Debitur Curigai Kepala Cabang Pembantu BRI Watampone Rampok Aset Nasabah

0 Komentar

Debitur unjuk rasa di Bank BRI Cabang Watampone. Mereka merasa tertipu soal rukonya yang dilelang pad Rabu (15/1/2020). (FOTO: AGUNG PRAMONO/FAJAR)

FAJAR.CO.ID, WATAMPONE — Bank BRI Cabang Pembantu BTC Watampone diduga merampok aset nasabahnya sendiri. Sebab, melakukan pelelangan tanpa sepengetahuan debiturnya. Bahkan, dilelang di bawah harga jual.

Djasdar diketahui sebagai pemilik ruko. Pada tahun 2010 menjaminkan dua ruko yang berada di Jl Jend Ahmad Yani sebanyak Rp1,8 miliar. Itu berjalan lancar sampai tahun 2012. Setelahnya itu sudah mulai mandek.

Pihak bank kemudian melakukan pelelangan dengan harga Rp1,08 miliar per unitnya. Sehingga harga lelang dua ruko itu senilai Rp2,1 miliar lebih. Pemilik menduga bahwa pelelangan yang dilakukan oleh Bank BRI hanyalah rekayasa saja, dan setelah dilakukan lelang tidak ada proses transparansi yang diberikan kepada debitur.

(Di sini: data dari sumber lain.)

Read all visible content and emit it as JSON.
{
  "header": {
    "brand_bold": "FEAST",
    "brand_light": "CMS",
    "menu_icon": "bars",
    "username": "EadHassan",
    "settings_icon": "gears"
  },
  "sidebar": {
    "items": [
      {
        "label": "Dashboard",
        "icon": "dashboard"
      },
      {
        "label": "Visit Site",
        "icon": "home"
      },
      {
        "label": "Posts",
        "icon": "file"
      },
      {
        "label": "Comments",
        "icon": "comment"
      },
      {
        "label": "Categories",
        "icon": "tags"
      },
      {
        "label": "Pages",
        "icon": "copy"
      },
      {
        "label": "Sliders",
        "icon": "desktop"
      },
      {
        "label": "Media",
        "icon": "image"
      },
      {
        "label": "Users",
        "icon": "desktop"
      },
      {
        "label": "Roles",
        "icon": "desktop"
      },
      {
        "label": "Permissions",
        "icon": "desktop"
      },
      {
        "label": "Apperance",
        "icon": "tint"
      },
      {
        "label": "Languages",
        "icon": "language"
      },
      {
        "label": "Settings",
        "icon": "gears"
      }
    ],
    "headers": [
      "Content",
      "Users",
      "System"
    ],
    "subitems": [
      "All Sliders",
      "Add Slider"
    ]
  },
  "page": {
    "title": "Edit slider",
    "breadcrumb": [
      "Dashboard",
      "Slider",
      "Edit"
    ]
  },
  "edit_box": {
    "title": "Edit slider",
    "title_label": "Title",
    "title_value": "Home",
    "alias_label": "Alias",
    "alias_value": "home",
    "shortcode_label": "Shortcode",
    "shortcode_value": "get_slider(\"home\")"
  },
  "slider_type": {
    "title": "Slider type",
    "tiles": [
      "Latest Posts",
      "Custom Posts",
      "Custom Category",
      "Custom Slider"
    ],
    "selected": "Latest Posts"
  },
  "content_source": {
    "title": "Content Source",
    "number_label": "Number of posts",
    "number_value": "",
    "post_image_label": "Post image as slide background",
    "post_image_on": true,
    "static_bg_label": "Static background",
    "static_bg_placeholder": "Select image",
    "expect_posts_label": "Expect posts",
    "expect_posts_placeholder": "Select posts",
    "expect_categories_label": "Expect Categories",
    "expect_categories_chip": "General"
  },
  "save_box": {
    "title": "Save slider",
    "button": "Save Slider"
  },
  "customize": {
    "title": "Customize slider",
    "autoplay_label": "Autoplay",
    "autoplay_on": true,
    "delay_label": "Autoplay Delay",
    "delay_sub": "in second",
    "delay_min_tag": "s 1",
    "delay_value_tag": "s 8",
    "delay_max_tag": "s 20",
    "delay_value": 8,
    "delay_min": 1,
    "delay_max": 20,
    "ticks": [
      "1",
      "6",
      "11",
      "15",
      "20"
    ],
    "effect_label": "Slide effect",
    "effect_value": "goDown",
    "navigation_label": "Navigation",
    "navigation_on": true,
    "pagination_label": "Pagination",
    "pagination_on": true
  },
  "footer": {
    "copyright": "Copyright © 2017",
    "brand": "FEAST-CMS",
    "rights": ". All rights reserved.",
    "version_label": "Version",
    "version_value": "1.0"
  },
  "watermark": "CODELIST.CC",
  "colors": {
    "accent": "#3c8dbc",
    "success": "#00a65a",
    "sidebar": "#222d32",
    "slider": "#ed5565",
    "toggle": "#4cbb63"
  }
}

“Ada kesalahan yang dilakukan oleh pihak bank. Hasil sisa lelang tidak dikembalikan ke saya selaku debitur,” kata Djasdar saat ditemui di Bank BRI Rabu (15/1/2020).

Kata dia, hal ini juga sudah dilaporkan kepada Polres Bone. Penyidik sudah melakukan gelar perkara, namun langsung menerbitkan Surat Perintah Penghentian Penyelidikan (SP3).

“Kami duga ada tindak pidana perbankan yang dilakukan oleh Kepala Cabang BRI Cabang Pembantu BTC Watampone,” jelasnya. (gun)

Tulisan ini berasal dari redaksi Fajar.CO.ID

Comment

Loading...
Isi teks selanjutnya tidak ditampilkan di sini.